Un·e avocat·e agissant sans représentant·e contre un·e ancien·ne mandant·e en recouvrement d’honoraires reste soumis·e à la LLCA dans la mesure où il·elle accomplit une activité professionnelle. Dans ce contexte, le fait de produire en procédure une proposition transactionnelle faite par l’avocat·e de la partie adverse constitue une violation de l’art. 12 lit. a LLCA.

Faits

Un avocat genevois inscrit au registre cantonal fournit des conseils en matière fiscale et représente des clients dans le cadre d’un mandat.

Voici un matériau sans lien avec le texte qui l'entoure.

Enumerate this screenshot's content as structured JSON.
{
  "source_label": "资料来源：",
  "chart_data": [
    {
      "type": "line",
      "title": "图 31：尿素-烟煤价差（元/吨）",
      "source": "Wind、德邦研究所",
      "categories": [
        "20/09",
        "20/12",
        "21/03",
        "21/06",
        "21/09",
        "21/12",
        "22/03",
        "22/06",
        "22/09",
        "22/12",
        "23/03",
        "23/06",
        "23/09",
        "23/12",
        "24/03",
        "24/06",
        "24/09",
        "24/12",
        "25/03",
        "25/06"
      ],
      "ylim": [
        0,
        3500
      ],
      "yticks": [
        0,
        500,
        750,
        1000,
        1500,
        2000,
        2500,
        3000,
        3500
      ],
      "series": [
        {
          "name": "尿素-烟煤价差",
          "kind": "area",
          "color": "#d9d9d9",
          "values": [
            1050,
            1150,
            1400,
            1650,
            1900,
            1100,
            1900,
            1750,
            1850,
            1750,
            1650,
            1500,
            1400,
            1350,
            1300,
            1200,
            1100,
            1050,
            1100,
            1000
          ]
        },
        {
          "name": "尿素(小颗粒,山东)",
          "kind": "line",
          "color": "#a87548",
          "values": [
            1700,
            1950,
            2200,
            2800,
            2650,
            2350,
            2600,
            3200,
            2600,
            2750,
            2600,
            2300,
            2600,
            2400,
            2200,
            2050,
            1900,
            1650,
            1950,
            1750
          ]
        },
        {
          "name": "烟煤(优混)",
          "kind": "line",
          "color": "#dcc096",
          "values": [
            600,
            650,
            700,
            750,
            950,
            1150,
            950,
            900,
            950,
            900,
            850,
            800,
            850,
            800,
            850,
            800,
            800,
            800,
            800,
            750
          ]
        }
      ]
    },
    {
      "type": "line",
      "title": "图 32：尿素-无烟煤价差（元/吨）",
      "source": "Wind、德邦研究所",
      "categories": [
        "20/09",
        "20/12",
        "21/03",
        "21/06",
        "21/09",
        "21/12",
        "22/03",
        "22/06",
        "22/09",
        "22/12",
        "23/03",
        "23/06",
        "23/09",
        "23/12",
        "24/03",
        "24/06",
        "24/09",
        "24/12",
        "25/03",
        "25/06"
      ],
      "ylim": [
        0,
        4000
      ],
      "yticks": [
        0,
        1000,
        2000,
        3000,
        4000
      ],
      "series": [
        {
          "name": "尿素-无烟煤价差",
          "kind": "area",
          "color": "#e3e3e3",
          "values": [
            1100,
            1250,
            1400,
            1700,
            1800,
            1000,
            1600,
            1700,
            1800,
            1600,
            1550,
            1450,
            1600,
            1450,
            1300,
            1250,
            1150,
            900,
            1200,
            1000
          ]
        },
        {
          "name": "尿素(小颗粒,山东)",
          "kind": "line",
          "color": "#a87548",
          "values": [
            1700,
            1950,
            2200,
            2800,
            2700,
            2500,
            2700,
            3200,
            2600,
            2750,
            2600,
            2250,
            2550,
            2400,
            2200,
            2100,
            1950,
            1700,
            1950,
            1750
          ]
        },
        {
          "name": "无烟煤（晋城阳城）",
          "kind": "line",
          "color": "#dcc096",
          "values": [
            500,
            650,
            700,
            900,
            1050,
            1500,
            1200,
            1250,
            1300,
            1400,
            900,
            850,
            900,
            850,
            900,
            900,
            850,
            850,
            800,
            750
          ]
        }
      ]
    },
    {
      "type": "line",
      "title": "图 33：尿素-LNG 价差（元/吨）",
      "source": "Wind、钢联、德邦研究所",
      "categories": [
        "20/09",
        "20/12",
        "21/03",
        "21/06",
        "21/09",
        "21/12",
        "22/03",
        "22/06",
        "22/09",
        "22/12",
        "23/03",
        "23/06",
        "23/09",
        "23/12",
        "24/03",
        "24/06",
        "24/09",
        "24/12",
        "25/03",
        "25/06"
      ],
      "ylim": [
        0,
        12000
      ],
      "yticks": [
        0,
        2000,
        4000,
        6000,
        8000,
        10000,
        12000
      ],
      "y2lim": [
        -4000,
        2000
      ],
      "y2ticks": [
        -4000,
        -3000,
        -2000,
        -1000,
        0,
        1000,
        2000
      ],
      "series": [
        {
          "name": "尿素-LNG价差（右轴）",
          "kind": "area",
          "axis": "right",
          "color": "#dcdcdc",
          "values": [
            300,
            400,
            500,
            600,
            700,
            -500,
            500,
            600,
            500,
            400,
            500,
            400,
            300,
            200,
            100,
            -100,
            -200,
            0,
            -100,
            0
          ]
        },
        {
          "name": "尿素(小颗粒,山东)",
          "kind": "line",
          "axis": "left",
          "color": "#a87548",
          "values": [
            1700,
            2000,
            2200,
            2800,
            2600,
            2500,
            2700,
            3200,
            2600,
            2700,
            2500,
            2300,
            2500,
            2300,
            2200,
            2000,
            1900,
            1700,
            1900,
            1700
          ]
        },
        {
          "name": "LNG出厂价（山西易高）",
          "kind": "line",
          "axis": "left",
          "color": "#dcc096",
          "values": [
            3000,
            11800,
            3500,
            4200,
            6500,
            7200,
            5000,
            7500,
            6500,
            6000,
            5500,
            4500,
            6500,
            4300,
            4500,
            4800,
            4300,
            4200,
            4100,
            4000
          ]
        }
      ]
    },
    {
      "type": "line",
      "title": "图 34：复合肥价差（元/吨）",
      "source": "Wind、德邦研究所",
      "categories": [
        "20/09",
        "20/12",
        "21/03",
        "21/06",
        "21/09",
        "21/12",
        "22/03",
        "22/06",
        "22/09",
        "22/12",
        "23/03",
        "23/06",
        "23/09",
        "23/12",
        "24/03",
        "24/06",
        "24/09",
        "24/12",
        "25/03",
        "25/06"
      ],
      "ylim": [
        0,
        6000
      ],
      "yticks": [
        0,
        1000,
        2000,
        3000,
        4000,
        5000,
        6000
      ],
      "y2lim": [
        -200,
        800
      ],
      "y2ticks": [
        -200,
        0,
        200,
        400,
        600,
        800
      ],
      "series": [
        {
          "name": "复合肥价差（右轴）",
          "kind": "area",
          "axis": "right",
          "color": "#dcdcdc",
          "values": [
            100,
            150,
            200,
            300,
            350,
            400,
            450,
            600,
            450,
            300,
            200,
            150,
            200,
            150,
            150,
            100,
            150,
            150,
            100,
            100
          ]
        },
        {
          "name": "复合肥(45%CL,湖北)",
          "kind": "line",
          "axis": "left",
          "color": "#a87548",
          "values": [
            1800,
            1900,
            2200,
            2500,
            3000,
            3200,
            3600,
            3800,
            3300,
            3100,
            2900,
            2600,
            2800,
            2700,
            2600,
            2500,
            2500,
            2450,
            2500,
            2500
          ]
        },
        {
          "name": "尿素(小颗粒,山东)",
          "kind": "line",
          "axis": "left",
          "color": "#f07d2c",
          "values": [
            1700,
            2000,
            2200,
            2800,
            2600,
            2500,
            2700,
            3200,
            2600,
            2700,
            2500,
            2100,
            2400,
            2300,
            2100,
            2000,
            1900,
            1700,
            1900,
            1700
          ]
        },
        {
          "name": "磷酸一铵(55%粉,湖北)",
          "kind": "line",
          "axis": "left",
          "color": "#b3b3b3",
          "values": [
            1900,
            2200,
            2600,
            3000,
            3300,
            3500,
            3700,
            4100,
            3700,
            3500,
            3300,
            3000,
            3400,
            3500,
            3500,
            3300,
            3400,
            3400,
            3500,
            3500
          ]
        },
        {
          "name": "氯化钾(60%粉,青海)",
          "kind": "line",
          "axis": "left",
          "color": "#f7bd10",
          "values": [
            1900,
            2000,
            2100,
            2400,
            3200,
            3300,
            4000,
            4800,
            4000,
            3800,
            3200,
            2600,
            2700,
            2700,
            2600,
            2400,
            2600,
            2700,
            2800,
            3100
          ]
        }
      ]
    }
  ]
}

Les honoraires relatifs à ce mandat sont facturés à un trust dont l’un des trustees est lui-même avocat.

Après plusieurs années, les clients résilient le mandat et contestent les dernières notes d’honoraires de l’avocat genevois, les estimant excessives. Dans le cadre de négociations pour parvenir à un accord amiable, le trustee, agissant pour le compte des clients, adresse à l’avocat genevois une offre pour solde de tout compte, portant la mention « sous réserve d’usage ». L’avocat genevois refuse la proposition.

Après avoir obtenu la levée du secret professionnel à l’égard de ses anciens mandants de la part de la Commission du barreau, l’avocat genevois saisit le Tribunal de première instance de deux requêtes de conciliation à leur encontre. Dans ce cadre, il produit le courriel contenant l’offre qu’il avait refusée.

Les anciens mandants de l’avocat le dénoncent à la Commission du barreau. Cette dernière considère que l’avocat genevois a bien agi dans le cadre de son activité professionnelle, soumise à la législation sur les avocats, et non dans le cadre d’une affaire privée. Toutefois, la production du courrier confidentiel au stade de la conciliation ne justifiait pas une sanction disciplinaire, à l’inverse de ce qui aurait valu s’il l’avait produit dans la procédure au fond. Partant, la Commission du barreau classe la procédure.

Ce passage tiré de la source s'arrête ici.